SPC College of Education grad Katelyn Pilsbury has been named Florida’s Exceptional Student Education (ESE) Rookie Teacher of the Year. The award, given annually by the Florida Council for Exceptional Children, honors the state’s best new ESE teacher during their first three years of work.
Pilsbury, 25, is a full-time Autistic Spectrum Disorder kindergarten teacher at Plumb Elementary School in Clearwater. She emotionally recounted how her principal last year, Seymour Brown III, told her that she was the first teacher he had nominated for this award in 30 years.
“I always knew I’d be a good teacher and love my students,” said Pilsbury. “But I never thought I’d be a teacher that would win an award for what I did.”
This year’s winner will be announced at an awards dinner on Friday, Oct. 18.
Preparing for success
Pilsbury completed a bachelor’s degree in Exceptional Student Education (K-12) with a certification in Elementary Education with ESOL and Reading Endorsements at SPC. This summer, she also completed her Autism endorsement at SPC.
“I had personal relationships with my SPC teachers,” said Pilsbury. “They cared about me.

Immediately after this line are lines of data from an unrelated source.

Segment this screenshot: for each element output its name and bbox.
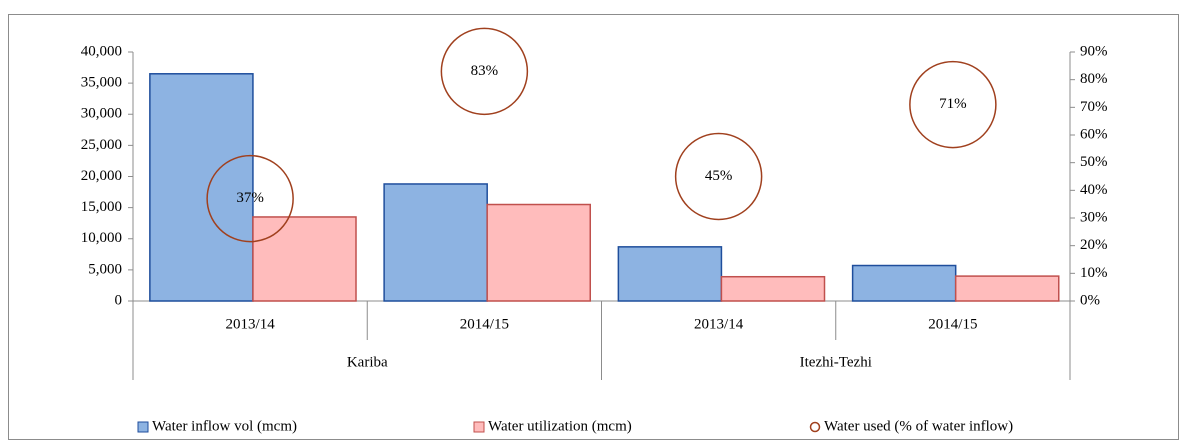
y2-tick-label: 50% [1080,154,1108,170]
group-label: Kariba [347,354,388,370]
legend-label: Water used (% of water inflow) [824,418,1013,434]
bar [954,275,1060,302]
legend-label: Water utilization (mcm) [488,418,632,434]
bar [720,275,826,302]
legend-swatch [473,421,485,433]
x-tick-label: 2014/15 [460,316,509,332]
bar [617,246,723,302]
y-tick-label: 35,000 [81,75,122,91]
legend-swatch [809,421,821,433]
data-label: 37% [236,190,264,206]
group-label: Itezhi-Tezhi [800,354,872,370]
y2-tick-label: 80% [1080,71,1108,87]
y-tick-label: 5,000 [88,261,122,277]
bar [252,216,357,302]
bar [851,264,957,302]
y2-tick-label: 20% [1080,237,1108,253]
y-tick-label: 0 [115,292,123,308]
y2-tick-label: 10% [1080,265,1108,281]
y2-tick-label: 90% [1080,43,1108,59]
marker [440,27,529,116]
bar [486,203,592,302]
x-tick-label: 2013/14 [694,316,744,332]
legend-label: Water inflow vol (mcm) [152,418,297,434]
marker [674,132,763,221]
marker [206,154,294,243]
x-tick-label: 2013/14 [226,316,276,332]
bar [149,73,254,302]
legend-swatch [137,421,149,433]
y2-tick-label: 40% [1080,182,1108,198]
y2-tick-label: 0% [1080,292,1100,308]
bar [383,183,488,302]
data-label: 83% [471,63,499,79]
y-tick-label: 25,000 [81,137,122,153]
y-tick-label: 10,000 [81,230,122,246]
y2-tick-label: 70% [1080,99,1108,115]
y-tick-label: 20,000 [81,168,122,184]
y-tick-label: 30,000 [81,106,122,122]
x-tick-label: 2014/15 [928,316,977,332]
data-label: 71% [939,96,967,112]
y-tick-label: 40,000 [81,43,122,59]
y2-tick-label: 30% [1080,209,1108,225]
y2-tick-label: 60% [1080,126,1108,142]
y-tick-label: 15,000 [81,199,122,215]
data-label: 45% [705,168,733,184]
marker [909,60,997,149]
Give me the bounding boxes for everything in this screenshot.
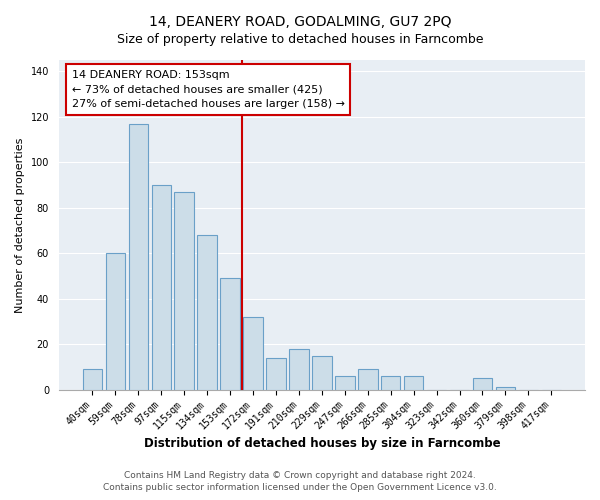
Bar [404,376,424,390]
Bar [312,356,332,390]
Text: 14, DEANERY ROAD, GODALMING, GU7 2PQ: 14, DEANERY ROAD, GODALMING, GU7 2PQ [149,15,451,29]
Bar [83,370,102,390]
Bar [381,376,400,390]
Bar [106,254,125,390]
Y-axis label: Number of detached properties: Number of detached properties [15,137,25,312]
Bar [128,124,148,390]
X-axis label: Distribution of detached houses by size in Farncombe: Distribution of detached houses by size … [143,437,500,450]
Bar [220,278,240,390]
Text: Contains HM Land Registry data © Crown copyright and database right 2024.
Contai: Contains HM Land Registry data © Crown c… [103,471,497,492]
Text: 14 DEANERY ROAD: 153sqm
← 73% of detached houses are smaller (425)
27% of semi-d: 14 DEANERY ROAD: 153sqm ← 73% of detache… [72,70,345,110]
Bar [266,358,286,390]
Bar [197,235,217,390]
Text: Size of property relative to detached houses in Farncombe: Size of property relative to detached ho… [117,32,483,46]
Bar [244,317,263,390]
Bar [358,370,377,390]
Bar [289,349,308,390]
Bar [175,192,194,390]
Bar [496,388,515,390]
Bar [473,378,492,390]
Bar [335,376,355,390]
Bar [152,185,171,390]
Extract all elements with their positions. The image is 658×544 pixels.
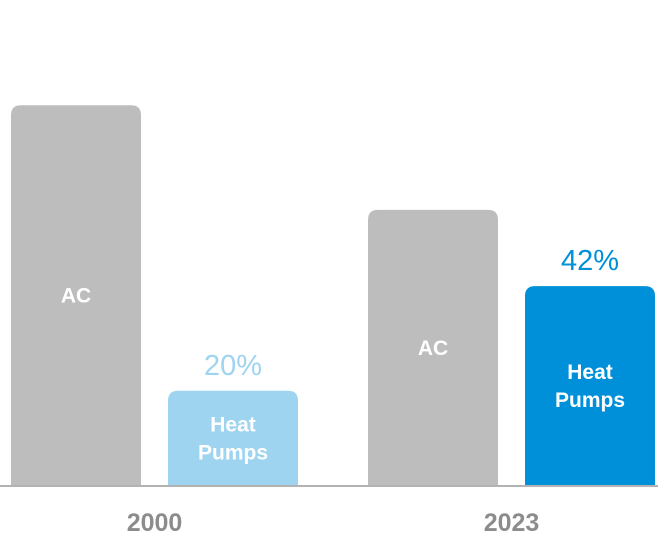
bar-label-heat-pumps-2000-line-1: Heat: [210, 413, 256, 436]
labels-layer: AC Heat Pumps 20% 2000 AC Heat Pumps 42% 2023: [61, 245, 625, 537]
data-label-heat-pumps-2023: 42%: [561, 245, 619, 277]
x-tick-label-2000: 2000: [127, 509, 183, 537]
bar-label-heat-pumps-2023-line-1: Heat: [567, 361, 613, 384]
bar-heat-pumps-2000: [168, 390, 298, 486]
bar-label-heat-pumps-2000-line-2: Pumps: [198, 441, 268, 464]
bars-layer: [11, 105, 655, 487]
bar-ac-2023: [368, 209, 498, 487]
data-label-heat-pumps-2000: 20%: [204, 350, 262, 382]
bar-ac-2000: [11, 105, 141, 486]
bar-label-ac-2000: AC: [61, 285, 91, 308]
bar-label-heat-pumps-2023-line-2: Pumps: [555, 389, 625, 412]
bar-heat-pumps-2023: [525, 286, 655, 486]
bar-label-ac-2023: AC: [418, 337, 448, 360]
x-tick-label-2023: 2023: [484, 509, 540, 537]
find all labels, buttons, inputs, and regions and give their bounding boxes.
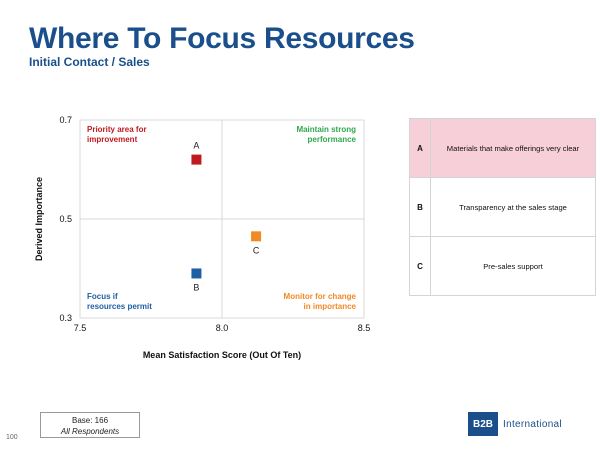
quadrant-label-maintain: performance — [308, 135, 357, 144]
x-tick-label: 7.5 — [74, 323, 87, 333]
quadrant-label-monitor: Monitor for change — [284, 292, 357, 301]
x-axis-label: Mean Satisfaction Score (Out Of Ten) — [143, 350, 301, 360]
logo-text: International — [503, 418, 562, 430]
data-point-label: C — [253, 245, 260, 255]
x-tick-label: 8.5 — [358, 323, 371, 333]
data-point-label: B — [193, 282, 199, 292]
legend-description: Materials that make offerings very clear — [430, 118, 596, 178]
legend-letter: A — [409, 118, 431, 178]
quadrant-label-focus: resources permit — [87, 302, 152, 311]
y-tick-label: 0.7 — [59, 115, 72, 125]
quadrant-label-priority: Priority area for — [87, 125, 147, 134]
legend-table: A Materials that make offerings very cle… — [409, 118, 596, 296]
legend-description: Pre-sales support — [430, 236, 596, 296]
page-subtitle: Initial Contact / Sales — [29, 55, 150, 69]
logo-mark: B2B — [468, 412, 498, 436]
y-tick-label: 0.3 — [59, 313, 72, 323]
page-title: Where To Focus Resources — [29, 22, 415, 55]
legend-row: B Transparency at the sales stage — [409, 177, 596, 237]
y-tick-label: 0.5 — [59, 214, 72, 224]
quadrant-label-priority: improvement — [87, 135, 138, 144]
data-point-b — [191, 268, 202, 279]
quadrant-label-maintain: Maintain strong — [296, 125, 356, 134]
quadrant-label-monitor: in importance — [304, 302, 357, 311]
y-axis-label: Derived Importance — [34, 177, 44, 261]
legend-description: Transparency at the sales stage — [430, 177, 596, 237]
x-tick-label: 8.0 — [216, 323, 229, 333]
quadrant-label-focus: Focus if — [87, 292, 118, 301]
base-respondents: All Respondents — [60, 427, 120, 436]
legend-letter: C — [409, 236, 431, 296]
base-count: Base: 166 — [71, 416, 109, 425]
legend-row: C Pre-sales support — [409, 236, 596, 296]
company-logo: B2B International — [468, 412, 562, 436]
legend-row: A Materials that make offerings very cle… — [409, 118, 596, 178]
data-point-c — [251, 231, 262, 242]
base-note: Base: 166 All Respondents — [40, 412, 140, 438]
data-point-a — [191, 154, 202, 165]
page-number: 100 — [6, 434, 18, 441]
legend-letter: B — [409, 177, 431, 237]
data-point-label: A — [193, 141, 199, 151]
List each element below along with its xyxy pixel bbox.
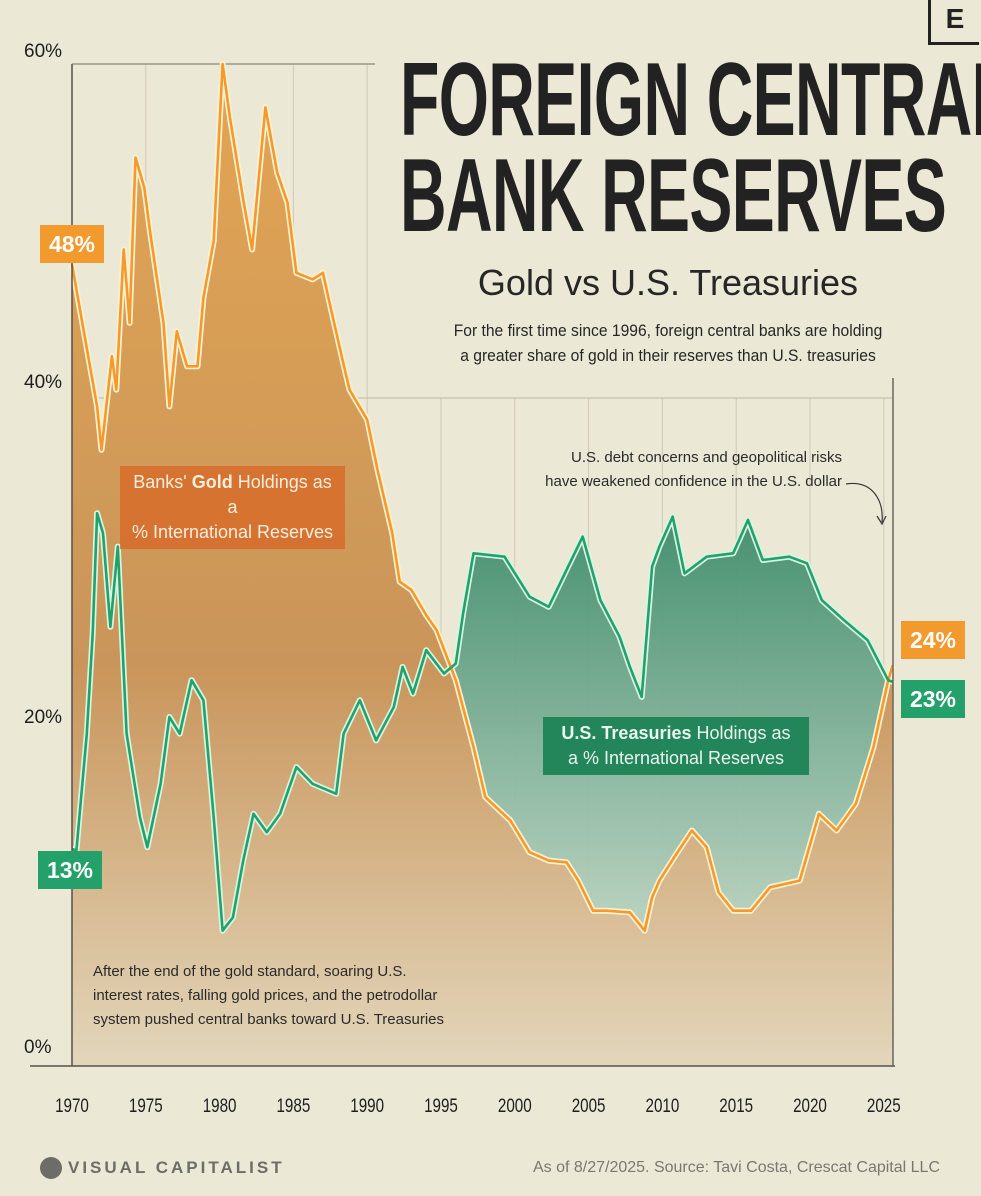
x-tick-1975: 1975 [129,1094,163,1116]
treasuries-end-badge: 23% [901,680,965,718]
annotation-std-line-1: After the end of the gold standard, soar… [93,963,407,980]
annotation-std-line-2: interest rates, falling gold prices, and… [93,987,438,1004]
annotation-debt-line-2: have weakened confidence in the U.S. dol… [545,473,842,490]
x-tick-2000: 2000 [498,1094,532,1116]
x-tick-2020: 2020 [793,1094,827,1116]
annotation-arrow [845,482,883,523]
annotation-gold-standard: After the end of the gold standard, soar… [93,960,493,1032]
series-lines [69,61,896,934]
x-tick-2015: 2015 [719,1094,753,1116]
gold-label-prefix: Banks' [133,472,192,492]
description-line-1: For the first time since 1996, foreign c… [453,321,883,340]
title-line-2: BANK RESERVES [400,138,947,254]
gold-line [70,62,894,932]
tsy-label-bold: U.S. Treasuries [561,723,692,743]
y-tick-20pct: 20% [24,707,62,728]
brand-name: VISUAL CAPITALIST [68,1158,285,1177]
annotation-arrowhead [876,515,887,526]
x-tick-2005: 2005 [572,1094,606,1116]
brand-e-logo: E [928,0,979,45]
treasuries-series-label: U.S. Treasuries Holdings as a % Internat… [543,717,809,775]
title-line-1: FOREIGN CENTRAL [400,42,981,158]
y-tick-40pct: 40% [24,372,62,393]
tsy-label-suffix: Holdings as [691,723,791,743]
annotation-debt-line-1: U.S. debt concerns and geopolitical risk… [571,449,842,466]
tick-labels: 1970 1975 1980 1985 1990 1995 2000 2005 2010 2015… [24,41,901,1116]
gold-label-line-2: % International Reserves [131,522,334,542]
x-tick-1980: 1980 [203,1094,237,1116]
globe-icon [40,1157,62,1179]
x-tick-1995: 1995 [424,1094,458,1116]
visual-capitalist-logo: VISUAL CAPITALIST [40,1157,285,1179]
gold-end-badge: 24% [901,621,965,659]
x-tick-2010: 2010 [646,1094,680,1116]
description-line-2: a greater share of gold in their reserve… [460,346,876,365]
y-tick-60pct: 60% [24,41,62,62]
page-title: FOREIGN CENTRAL BANK RESERVES [400,42,981,254]
y-tick-0pct: 0% [24,1037,52,1058]
gold-series-label: Banks' Gold Holdings as a % Internationa… [120,466,345,549]
treasuries-start-badge: 13% [38,851,102,889]
x-tick-1970: 1970 [55,1094,89,1116]
gold-label-suffix: Holdings as a [227,472,332,517]
x-tick-2025: 2025 [867,1094,901,1116]
x-tick-1985: 1985 [277,1094,311,1116]
subtitle: Gold vs U.S. Treasuries [477,262,859,303]
annotation-debt: U.S. debt concerns and geopolitical risk… [500,446,842,494]
x-tick-1990: 1990 [350,1094,384,1116]
annotation-std-line-3: system pushed central banks toward U.S. … [93,1011,444,1028]
gold-start-badge: 48% [40,225,104,263]
gold-label-bold: Gold [191,472,233,492]
description: For the first time since 1996, foreign c… [417,318,919,368]
treasuries-line [71,511,894,932]
source-note: As of 8/27/2025. Source: Tavi Costa, Cre… [532,1159,940,1176]
tsy-label-line-2: a % International Reserves [567,748,785,768]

If I didn’t get something they took the time to really explain it.”
In the classroom
Currently in her second year of teaching at Plumb Elementary, Pinellas County’s largest elementary school, Pilsbury leads a team of two ESE associates to provide the individual attention the six children, all boys, in their class require. Today’s lesson was focused on the difference between day and night.
“What do you see in the day?” she said slowly. “Yes, the sun. What color is the sun? Yes, the sun is yellow.”
The cadence in her voice and simple repetitive phrasing have a calming effect on the children. Her classroom is cheerful, orderly and filled with bulletin boards and learning resources specifically designed to help autistic students learn. They each have their own color chair.
“Caden, sit in the green chair,” she says.
He comes back, sits down and the lesson continues. In this class, the lesson is as much about staying focused, following directions and listening as it is about the sun, the moon and the stars.
SPC Education Internships
All College of Education students at SPC are given extensive experience in public schools including diverse placements in elementary, middle and high schools. The role veteran educators’ play in coming alongside new teachers like Pilsbury is priceless.
“I learned so much in my final internships,” Pilsbury said. “That was when I really knew I was ready to be a teacher and have my own class.”
Her final internship was at Blanton Elementary School, where she was mentored by veteran teacher Kathleen Hehn in a K-2 classroom for Independent Varying Exceptionalities (IVE). The Kindergarten-Grade 2 children in her class had a variety of special needs stemming from Traumatic Brain Injuries, Seizure Disorders and Downs Syndrome.
Hands on learning
In her first year of teaching, Pilsbury worked with funding from USF’s Center for Autism and Related Disabilities (CARD) to plant a garden on campus that the kids worked in. The produce stand they created brought a new level of excitement and learning to her class.
“They were exchanging money and communicating with others,” she said. “They said things like ‘What would you like?’ It was so exciting.”
She is applying for grants for the same project again this year in partnership with CARD, the Partnership for Effective Programs for Students with Autism (PEPSA) and The Florida Farm Bureau.
Local CEC chapter hosts state conference
Pilsbury was the winner of the local version of the same award in April. Since that time, she also was named Vice President of the Suncoast 176 Chapter of the CEC.
She and a team of other members of the local chapter are busy finalizing plans to host this year’s Florida CEC Annual Conference, Going to Bat for Kids, Oct. 17-19 at the Hilton St. Petersburg Bayfront.